The Leesmuseum did not initially function as a lending library, it being intended that the women would read the books and magazines on the premises. Every opportunity was given to reading in the library: the library was open almost every day (including Sunday) from 10.00 to 22.00. There were books in English, French and German and, later, Norwegian and Italian, as well as Dutch. In addition to novels and classical literature, the Leesmuseum also offered newspapers, popular science books and magazines. There was regular debate about whether to buy certain books, for example the work of Émile Zola, and about which magazines to subscribe to. Occasionally, a catalogue of the library's contents was prepared and printed for the members to buy and take home.

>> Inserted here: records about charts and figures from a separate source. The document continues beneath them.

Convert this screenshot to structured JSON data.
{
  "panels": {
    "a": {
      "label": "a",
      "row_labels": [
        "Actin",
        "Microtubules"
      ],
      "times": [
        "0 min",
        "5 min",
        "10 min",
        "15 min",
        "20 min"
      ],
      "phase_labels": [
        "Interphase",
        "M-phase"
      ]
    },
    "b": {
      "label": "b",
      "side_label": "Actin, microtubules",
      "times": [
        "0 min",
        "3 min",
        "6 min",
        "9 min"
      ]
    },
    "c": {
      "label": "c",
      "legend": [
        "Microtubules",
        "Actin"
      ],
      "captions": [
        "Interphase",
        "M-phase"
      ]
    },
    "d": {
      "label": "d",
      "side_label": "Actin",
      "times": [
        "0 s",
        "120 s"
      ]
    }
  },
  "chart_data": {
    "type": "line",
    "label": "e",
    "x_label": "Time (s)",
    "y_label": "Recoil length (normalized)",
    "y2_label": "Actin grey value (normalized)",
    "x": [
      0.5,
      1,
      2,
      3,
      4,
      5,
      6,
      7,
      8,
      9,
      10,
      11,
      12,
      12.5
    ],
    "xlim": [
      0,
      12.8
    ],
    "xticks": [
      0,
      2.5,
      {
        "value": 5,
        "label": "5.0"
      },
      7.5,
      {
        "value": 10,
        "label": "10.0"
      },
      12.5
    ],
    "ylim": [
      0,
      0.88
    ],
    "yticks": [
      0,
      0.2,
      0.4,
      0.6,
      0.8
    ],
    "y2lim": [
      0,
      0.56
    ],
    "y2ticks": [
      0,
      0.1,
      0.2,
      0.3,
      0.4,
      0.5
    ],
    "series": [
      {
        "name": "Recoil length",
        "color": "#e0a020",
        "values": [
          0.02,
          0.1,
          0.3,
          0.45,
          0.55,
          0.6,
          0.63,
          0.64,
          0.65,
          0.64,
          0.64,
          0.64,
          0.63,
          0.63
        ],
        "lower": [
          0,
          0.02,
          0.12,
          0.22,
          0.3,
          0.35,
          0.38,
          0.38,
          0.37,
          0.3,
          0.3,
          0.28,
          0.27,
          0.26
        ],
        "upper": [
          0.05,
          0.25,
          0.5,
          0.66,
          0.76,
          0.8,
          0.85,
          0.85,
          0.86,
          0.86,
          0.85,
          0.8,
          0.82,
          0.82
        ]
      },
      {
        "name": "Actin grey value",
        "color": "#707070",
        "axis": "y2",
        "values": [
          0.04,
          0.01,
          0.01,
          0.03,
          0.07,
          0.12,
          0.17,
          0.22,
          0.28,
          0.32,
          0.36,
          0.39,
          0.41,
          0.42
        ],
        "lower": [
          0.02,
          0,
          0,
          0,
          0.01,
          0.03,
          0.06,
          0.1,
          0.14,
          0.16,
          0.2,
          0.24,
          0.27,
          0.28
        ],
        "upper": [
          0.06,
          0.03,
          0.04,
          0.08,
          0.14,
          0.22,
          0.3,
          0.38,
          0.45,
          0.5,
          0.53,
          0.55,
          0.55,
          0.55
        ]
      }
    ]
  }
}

The First World War and its aftermath left their mark on the Leesmuseum, as did the collapse of the women's movement after obtaining the right to vote in 1919. The number of members fell sharply and the large house on Herengracht became too expensive. The library moved to P.C. Hooftstraat 148. A board member and a wealthy artist, Riet van Blaaderen-Hoogendijk, bought the house and rented it to the library. From the 1930s men were permitted to join, although few did. The library survived Nazi occupation of the Netherlands, although many non-Dutch books had to be hidden. In 1952, a children's corner was introduced. However, membership declined and the Leesmuseum was forced to close in 1966.

After its closure, the books and periodicals were shared between the library of the University of Amsterdam and public library reading rooms. Other documentation, consisting of handwritten board minutes, annual reports, minutes of annual general meetings, some official documents, such as statutes, rental and employment contracts, catalogues and newspaper and magazine clippings, went to the Amsterdam City Archives.